Anton Chekhov. His stories and plays illuminate your world. I want to know how he managed to do that. If you haven’t read Chekhov - you should.
What do you do when you’re procrastinating?
Er, anything else… Ah, I’m bad to pull out my phone and play Cut the Rope or start playing with the Play-doh or silly putty that’s on my desk. I can roll out a mean looking bowling pin and a bowling ball. Still working on an elephant.
How do you beat writer’s block?
I switch to art. I draw, paint, embroider, crochet, play with Play-doh (What? Seriously that stuff is underrated), or sometimes just read or watch television. I’ve found taking walks helps too.
If you weren’t a writer, what career would you have?
I went to school in hopes of working with the United Nations in some diplomatic capacity. So, I’d probably go back to that. Of course, when I was a little girl I wanted to be a zoologist and work with the big cats too.
Pitch us your book. Why should people read it?
Who doesn’t love excitement, romance, hatred and double-crossing, adventure, and history?
Pitch it? Well… Lost and alone in an alien place Tamar must learn who to trust and who to surrender her heart to before she loses everything, possibly even her life.
And finally: What’s the one piece of advice you wish you had been given before you started writing? Is this the same piece of advice you would give others or is there something else?
I wish someone had told me that sometimes the best answer you can receive is no. I like to tell people that writing isn’t about emulating your favorite authors. You may love JK Rowling, James Patterson, or Stephen King (or whoever) but you will never BE them. You may love all the fantasy novels on the shelves, but your first book won’t BE one of them. You see, those people (and those books) are already past the hurdle of the first book query.

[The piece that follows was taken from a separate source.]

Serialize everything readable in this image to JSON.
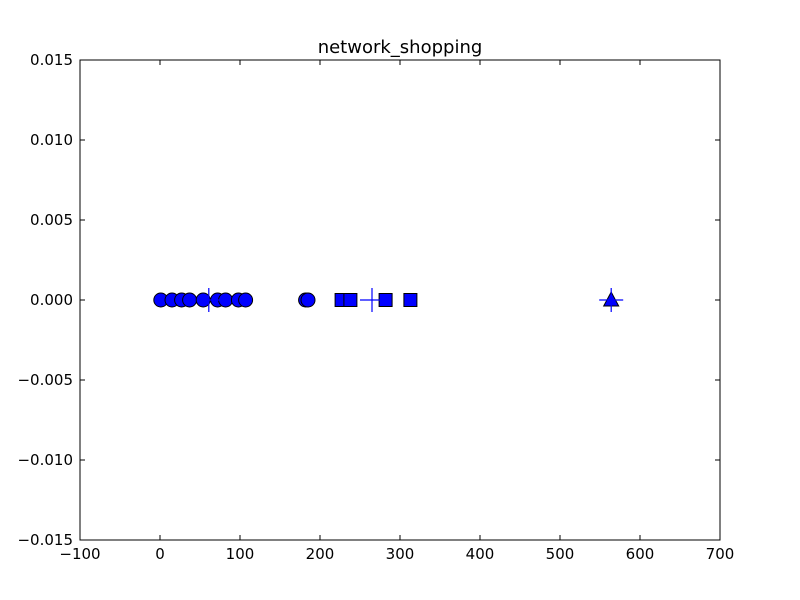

As a beginning author you HAVE to pay more attention to acceptable word counts, plot lines, and so on. After you and your debut book pass that first book query hurdle, then you can start breaking the rules. In truth, you may query a perfectly fine 55,000 word romance, but by the time your agent/editor/or both are finished with you and it, it’s not going to be the same book. The book you have ready to submit has to follow the rules, then after you snag your agent/editor they may even encourage you to break the rules.